Danny's world turn into one of blood-soaked rage at the mention of Sara's name. He was across the living room in three steps, the front door swinging ajar behind him. Quentin didn't have time to squeak before Danny's forearm was across his throat and pushing him back to him against the wall.
“You keep her name out of your fucking mouth, motherfucker,” Danny roared as he pressed down on his windpipe.
Quentin squealed like a pig as he tried to get away.
Danny brought up his knee twice, getting him in the stomach and groin. He threw a punch in the same spot, knocking the wind out of him.
The dealer slid down the wall to the floor, fell over on his side and tried to shield his face. Danny wasn't done, though.
He bent down and rolled him over, settled on top of him so his knees pinned Quentin's arms to the ground. He set to, wailing on him with his fists. “Never, ever, ever,” he continued, each word punctuated with a strike to the face, “say her fucking name again.”
“Danny!” yelled Thorn from behind him as he and Karl came running through the living room and wrapped him up in a full nelson. “What the fuck, man?”
“I'll fucking kill you,” Danny roared, flailing one last time as Thorn and Karl yanked him bodily from the drug dealer's chest and pulled him to his feet. Thorn's arms were locked up in his, immobilizing him. So, he kicked out, clipping Quentin in the side with a big biker boot and sending him flinching away.
“Mention her again, Quentin. I'll fucking kill you!” They dragged him out of the shithole of a flophouse, his legs flailing as he continued to threaten the dealer.

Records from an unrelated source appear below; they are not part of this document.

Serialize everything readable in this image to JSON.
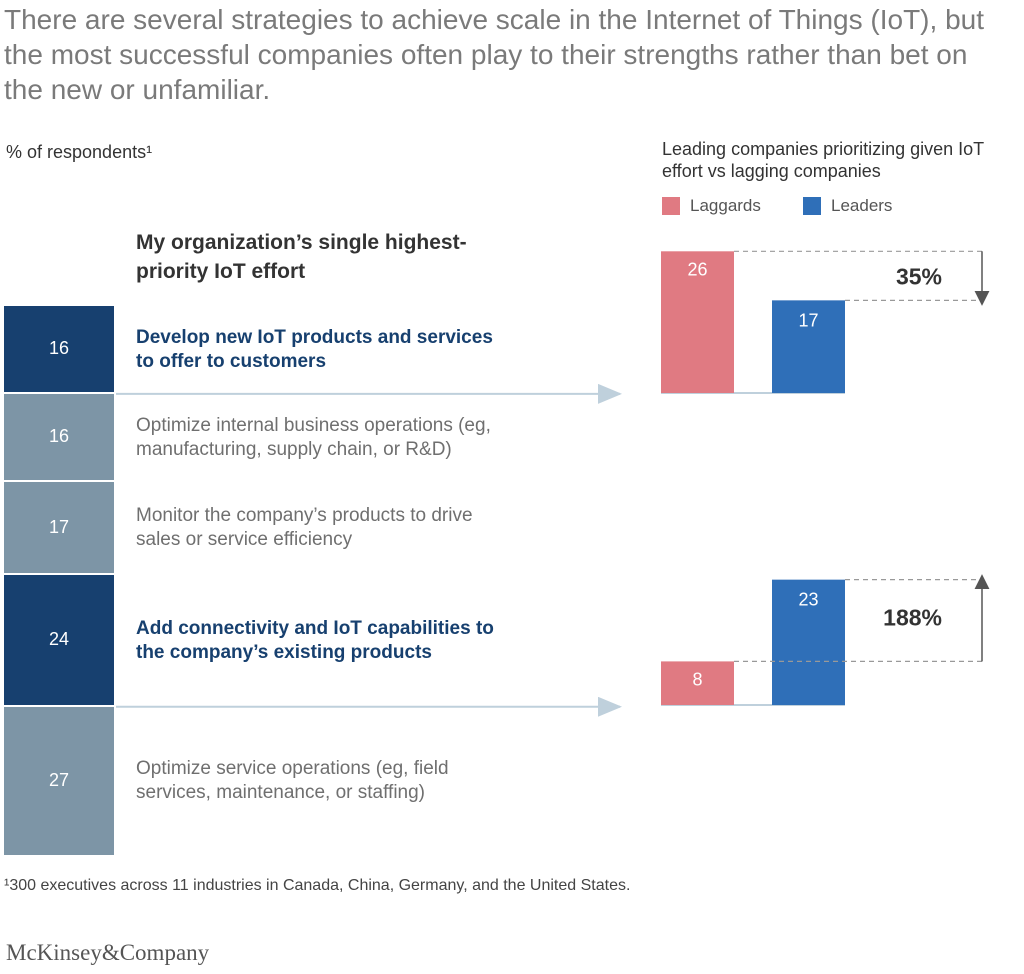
{
  "headline": "There are several strategies to achieve scale in the Internet of Things (IoT), but the most successful companies often play to their strengths rather than bet on the new or unfamiliar.",
  "left_subtitle": "% of respondents¹",
  "right_subtitle": "Leading companies prioritizing given IoT effort vs lagging companies",
  "column_heading": "My organization’s single highest-priority IoT effort",
  "colors": {
    "dark_navy": "#17406f",
    "slate": "#7d95a6",
    "laggards": "#e07a82",
    "leaders": "#2f6fb8",
    "arrow": "#bfd0dc"
  },
  "chart_data": [
    {
      "type": "bar",
      "subtype": "stacked-100",
      "title": "My organization’s single highest-priority IoT effort",
      "ylabel": "% of respondents",
      "categories": [
        "Develop new IoT products and services to offer to customers",
        "Optimize internal business operations (eg, manufacturing, supply chain, or R&D)",
        "Monitor the company’s products to drive sales or service efficiency",
        "Add connectivity and IoT capabilities to the company’s existing products",
        "Optimize service operations (eg, field services, maintenance, or staffing)"
      ],
      "values": [
        16,
        16,
        17,
        24,
        27
      ],
      "highlighted": [
        true,
        false,
        false,
        true,
        false
      ]
    },
    {
      "type": "bar",
      "title": "Leading companies prioritizing given IoT effort vs lagging companies",
      "legend": [
        "Laggards",
        "Leaders"
      ],
      "groups": [
        {
          "category": "Develop new IoT products and services to offer to customers",
          "laggards": 26,
          "leaders": 17,
          "change_label": "35%",
          "direction": "down"
        },
        {
          "category": "Add connectivity and IoT capabilities to the company’s existing products",
          "laggards": 8,
          "leaders": 23,
          "change_label": "188%",
          "direction": "up"
        }
      ]
    }
  ],
  "footnote": "¹300 executives across 11 industries in Canada, China, Germany, and the United States.",
  "brand": "McKinsey&Company"
}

“What in the fuck was that shit?” Thorn bellowed as they pulled Danny out into the rain.
The falling precipitation struck his body, its arrhythmic beat seeming to drag him out of whatever craze he'd been in. He shook his head, clearing the rage. “Sorry, Thorn. Sorry.”
“We wanted to get the fucking address, not beat him to fucking death!” They each grabbed him by an arm and led him back to the pickup. They opened the cab and tossed him inside, with Thorn going around to the driver side.
“I know!” Danny yelled, “I'm fucking sorry!”
“Did you at least get it?” Thorn yelled as he climbed in.
“Yeah, yeah, I got it. Sorry, man. I just lost my shit in there.”
“What was that, anyways?”
“Nothing. Motherfucker just started popping off at me. Running his fucking mouth about Sara.”
“Well, you gotta learn to control that temper of yours,” Thorn grunted as he started up the truck. “Your daddy had the same goddamn problem, and it always got him into trouble, too.”
“I know,” Danny said, rubbing the back of his bruised and bloody knuckles, “I know.”
“'Sides,” Thorn said with a wry grin. “thought Sara wasn't your ol' lady.”
“Just . . . lay off, Thorn. Let's get over there and find Jed.”
# # #
This apartment was almost as big of a shithole as Quentin's place. Trash littered the ground, cars that were little more than junk heaps filled the parking lot, and paint was peeling off the siding on all the buildings. The complex looked like the kind of place that got two to th
ree 911 calls on a slow night, and five or six on the weekends. Seven, probably, around the holidays when money got tight and husbands started to get punchy with their wives over Christmas spending.
They'd settled on a plan while the three of them were still packed in Thorn's pickup truck. Karl would knock on the door and get them to open up for business. Thorn and Danny would be around the corner and out of sight, waiting for their opportunity. The plan might have been simple, but that just meant it didn't have as many chances to fail.